The C:\Users\[UserName]\AppData\Local\Temp folder had other traces of the file’s activities, including a “chrome_installer.log” file which indicated attempts to overwrite per-menu Start Menu shortcuts for Chrome. (This log may only have been created because our system didn’t have Chrome installed.)
If you spotted this and didn’t realise the cause, you might spend a while uninstalling these “extras”, restoring your browser settings, tweaking any browser shortcut properties.
That might solve the problem for a while, too, but we found that at some point, FSSUpdaterService would just download another installer and our system would be messed up all over again.
This reinfection doesn’t occur immediately, presumably because the authors don’t want to make users suspicious, but we could make it happen repeatedly by deleting its “TaskDb.fss” file and running the program again.
We reported our concerns to FreeSmartSoft, asking why their software appears to download adware/ malware on mp3kaif.com.
David Smith replied:
“Website (http://mp3kaif.com) was our partner (MP3-search etc). Software from mp3kaif.com are detected as malware now and we stopped all relations with them. We don’t want a bad reputation. Our software are safe and clean completely.”
But how all the blame be shifted onto a partner, we asked, when it was FSSUpdaterService, an integral component of FreeSmartSoft’s own applications, which had downloaded the adware?

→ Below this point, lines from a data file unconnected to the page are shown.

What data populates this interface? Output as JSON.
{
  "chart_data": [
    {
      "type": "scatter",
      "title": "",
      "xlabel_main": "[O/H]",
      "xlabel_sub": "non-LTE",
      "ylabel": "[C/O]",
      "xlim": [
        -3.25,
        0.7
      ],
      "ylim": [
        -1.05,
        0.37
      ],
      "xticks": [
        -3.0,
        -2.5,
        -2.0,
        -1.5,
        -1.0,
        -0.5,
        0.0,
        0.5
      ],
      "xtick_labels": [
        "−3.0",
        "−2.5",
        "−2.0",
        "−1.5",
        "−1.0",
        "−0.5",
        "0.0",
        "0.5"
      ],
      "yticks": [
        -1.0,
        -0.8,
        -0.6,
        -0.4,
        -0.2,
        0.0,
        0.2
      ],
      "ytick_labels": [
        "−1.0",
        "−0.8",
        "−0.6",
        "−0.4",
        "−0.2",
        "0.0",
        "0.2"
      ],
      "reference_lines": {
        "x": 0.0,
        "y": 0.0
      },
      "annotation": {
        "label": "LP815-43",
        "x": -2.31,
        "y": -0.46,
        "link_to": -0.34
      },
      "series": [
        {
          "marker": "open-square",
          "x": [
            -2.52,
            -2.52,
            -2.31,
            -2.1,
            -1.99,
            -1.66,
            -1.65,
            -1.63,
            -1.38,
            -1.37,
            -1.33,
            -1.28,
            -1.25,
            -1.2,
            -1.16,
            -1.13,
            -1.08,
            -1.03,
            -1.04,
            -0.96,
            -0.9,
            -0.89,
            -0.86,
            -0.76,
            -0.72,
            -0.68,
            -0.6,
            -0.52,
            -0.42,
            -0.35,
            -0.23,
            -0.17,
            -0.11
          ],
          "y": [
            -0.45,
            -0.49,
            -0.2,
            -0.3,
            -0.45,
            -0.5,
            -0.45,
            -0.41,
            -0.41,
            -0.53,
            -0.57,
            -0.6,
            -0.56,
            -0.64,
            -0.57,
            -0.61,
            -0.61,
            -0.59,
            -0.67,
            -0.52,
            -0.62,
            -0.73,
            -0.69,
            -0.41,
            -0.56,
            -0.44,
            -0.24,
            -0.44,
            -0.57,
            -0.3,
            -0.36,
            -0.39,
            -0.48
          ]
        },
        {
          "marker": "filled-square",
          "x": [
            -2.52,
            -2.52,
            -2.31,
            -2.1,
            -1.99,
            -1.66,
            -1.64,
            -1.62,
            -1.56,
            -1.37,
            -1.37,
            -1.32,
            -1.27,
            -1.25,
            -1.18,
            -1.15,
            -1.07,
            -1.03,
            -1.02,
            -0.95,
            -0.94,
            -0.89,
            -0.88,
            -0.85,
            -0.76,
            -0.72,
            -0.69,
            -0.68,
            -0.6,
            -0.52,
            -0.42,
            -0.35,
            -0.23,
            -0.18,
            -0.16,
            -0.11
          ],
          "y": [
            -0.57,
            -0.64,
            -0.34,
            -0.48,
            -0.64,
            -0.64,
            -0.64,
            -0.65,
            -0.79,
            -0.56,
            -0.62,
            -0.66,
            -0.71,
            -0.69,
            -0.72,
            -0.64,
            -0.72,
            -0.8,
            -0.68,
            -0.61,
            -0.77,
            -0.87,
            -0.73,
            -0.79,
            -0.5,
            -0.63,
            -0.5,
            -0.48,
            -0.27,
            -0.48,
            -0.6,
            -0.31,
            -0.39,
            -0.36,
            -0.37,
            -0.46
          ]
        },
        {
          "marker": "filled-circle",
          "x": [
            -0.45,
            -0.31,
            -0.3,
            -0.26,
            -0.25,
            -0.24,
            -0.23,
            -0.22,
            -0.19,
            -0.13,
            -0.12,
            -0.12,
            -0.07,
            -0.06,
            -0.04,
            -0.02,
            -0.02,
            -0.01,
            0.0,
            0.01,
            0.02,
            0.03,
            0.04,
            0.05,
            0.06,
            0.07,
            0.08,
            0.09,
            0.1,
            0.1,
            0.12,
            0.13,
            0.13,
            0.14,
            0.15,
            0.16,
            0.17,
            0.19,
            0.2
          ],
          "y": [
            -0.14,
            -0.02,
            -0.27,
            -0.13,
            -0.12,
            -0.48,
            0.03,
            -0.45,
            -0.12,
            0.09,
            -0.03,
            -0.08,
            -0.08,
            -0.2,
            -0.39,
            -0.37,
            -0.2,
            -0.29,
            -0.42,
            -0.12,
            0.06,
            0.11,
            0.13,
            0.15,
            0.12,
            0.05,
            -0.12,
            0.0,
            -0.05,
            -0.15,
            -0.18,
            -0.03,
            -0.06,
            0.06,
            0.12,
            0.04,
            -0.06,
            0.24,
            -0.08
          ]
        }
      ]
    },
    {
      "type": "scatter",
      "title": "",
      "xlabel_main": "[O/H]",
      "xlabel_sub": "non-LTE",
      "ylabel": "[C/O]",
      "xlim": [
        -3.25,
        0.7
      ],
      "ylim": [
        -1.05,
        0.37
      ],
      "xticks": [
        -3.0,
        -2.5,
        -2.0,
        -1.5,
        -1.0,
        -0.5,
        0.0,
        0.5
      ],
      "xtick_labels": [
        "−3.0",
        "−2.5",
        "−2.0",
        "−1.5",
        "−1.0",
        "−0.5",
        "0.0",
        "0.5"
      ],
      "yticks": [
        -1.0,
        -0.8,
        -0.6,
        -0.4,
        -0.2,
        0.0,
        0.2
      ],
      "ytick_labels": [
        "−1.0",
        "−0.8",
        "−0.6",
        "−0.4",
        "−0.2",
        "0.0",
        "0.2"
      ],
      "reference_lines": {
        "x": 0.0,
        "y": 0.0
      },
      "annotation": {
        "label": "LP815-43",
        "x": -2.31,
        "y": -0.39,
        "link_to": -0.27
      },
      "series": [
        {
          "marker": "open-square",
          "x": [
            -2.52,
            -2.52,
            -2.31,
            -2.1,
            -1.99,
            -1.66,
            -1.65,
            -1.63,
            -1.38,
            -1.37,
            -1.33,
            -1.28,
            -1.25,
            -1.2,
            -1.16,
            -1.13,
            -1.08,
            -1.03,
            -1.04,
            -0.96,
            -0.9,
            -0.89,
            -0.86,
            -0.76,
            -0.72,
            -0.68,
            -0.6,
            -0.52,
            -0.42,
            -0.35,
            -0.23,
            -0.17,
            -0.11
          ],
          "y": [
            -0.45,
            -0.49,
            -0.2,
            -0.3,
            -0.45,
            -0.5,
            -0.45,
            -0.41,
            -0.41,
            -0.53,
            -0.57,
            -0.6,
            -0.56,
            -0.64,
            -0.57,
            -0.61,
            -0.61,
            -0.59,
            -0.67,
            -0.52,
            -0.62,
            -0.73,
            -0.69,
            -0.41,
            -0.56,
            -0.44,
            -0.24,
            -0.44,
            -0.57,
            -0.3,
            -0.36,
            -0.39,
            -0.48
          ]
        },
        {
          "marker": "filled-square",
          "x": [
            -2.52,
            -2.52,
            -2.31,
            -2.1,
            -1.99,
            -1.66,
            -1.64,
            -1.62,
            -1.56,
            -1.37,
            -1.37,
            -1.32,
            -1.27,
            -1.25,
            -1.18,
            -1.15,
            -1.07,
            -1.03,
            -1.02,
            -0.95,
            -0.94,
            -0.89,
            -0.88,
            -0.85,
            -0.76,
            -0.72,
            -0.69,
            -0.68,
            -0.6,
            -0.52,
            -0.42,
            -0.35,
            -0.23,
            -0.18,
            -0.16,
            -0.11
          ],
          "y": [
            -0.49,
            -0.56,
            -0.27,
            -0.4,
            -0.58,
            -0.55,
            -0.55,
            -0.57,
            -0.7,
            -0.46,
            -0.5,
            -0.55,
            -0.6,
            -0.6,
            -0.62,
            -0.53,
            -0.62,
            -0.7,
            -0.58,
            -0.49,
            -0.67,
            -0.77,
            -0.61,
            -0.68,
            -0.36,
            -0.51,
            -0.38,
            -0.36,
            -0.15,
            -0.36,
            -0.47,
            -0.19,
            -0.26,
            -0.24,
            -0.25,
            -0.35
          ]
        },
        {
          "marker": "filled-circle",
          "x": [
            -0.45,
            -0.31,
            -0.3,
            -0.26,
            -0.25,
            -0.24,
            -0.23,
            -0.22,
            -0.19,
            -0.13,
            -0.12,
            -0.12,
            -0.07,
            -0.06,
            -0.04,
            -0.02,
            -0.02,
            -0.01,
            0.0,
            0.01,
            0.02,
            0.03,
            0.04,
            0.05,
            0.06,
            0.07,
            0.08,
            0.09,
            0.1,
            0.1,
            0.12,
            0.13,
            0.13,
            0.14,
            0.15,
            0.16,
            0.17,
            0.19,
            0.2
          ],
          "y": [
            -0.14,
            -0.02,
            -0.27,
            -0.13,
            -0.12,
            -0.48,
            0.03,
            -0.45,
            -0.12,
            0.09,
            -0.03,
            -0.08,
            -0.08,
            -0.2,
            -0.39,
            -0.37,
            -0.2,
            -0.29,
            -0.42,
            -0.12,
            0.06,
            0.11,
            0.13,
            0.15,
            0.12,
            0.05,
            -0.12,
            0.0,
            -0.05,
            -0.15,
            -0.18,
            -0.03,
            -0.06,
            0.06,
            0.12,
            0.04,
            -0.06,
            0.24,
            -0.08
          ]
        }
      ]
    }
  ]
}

Smith initially refused to accept this:
FSSUpdaterService.exe determines and verifies the topicality of the FreeSmartSoft applications. If we have updates, UpdaterService offers to install them. Only this.
Although later he seemed to say his software was using some mp3kaif “engine”:
UpdaterService can offer to install other FreeSmartSoft programs, for example, YouTube MP3 Converter or Video Downloader. This required mp3kaif engine. We will change this scheme.
What should I do?
Tests this morning show that FSSUpdaterService no longer appears to be accessing adware, so any immediate risks seem low. But the fact that it’s capable of doing this at all, while keeping out of sight, and could presumably start downloading at any time, means you need to get rid of it immediately.
To see whether you might be affected by this issue, open Task Scheduler, and browse to Task Scheduler (Local) > Task Scheduler (Library) in the left-hand pane.
Scroll down the list, looking for an FSSUpdaterService task.
If you see it:
1. Double-click the task and click Actions.
2. Look for the “Start a program” action, and check the path in the “Details” column to find out where FSSUpdaterService.exe is stored.
3. Click OK to close the task window, then right-click the FSSUpdaterService task and click Delete.
4. Browse to the path you noted earlier and delete FSSUpdaterService.exe.
If you don’t see it, you’re probably safe, but search your system for FSSUpdaterService.exe anyway (ours was in C:\Users\<username>\AppData\Roaming\UpdaterService). If you find something you’re sure was associated with a previous FSS installation, delete it; if you’re uncertain, investigate it further.
What should you do about any installed FreeSmartSoft programs? We don’t believe the apps are malicious, so if you rely on one, and FSSUpdaterService has been deleted, then you can probably continue to use it safely. Just be wary of updates, at least until the company is more open about what it’s installing and why.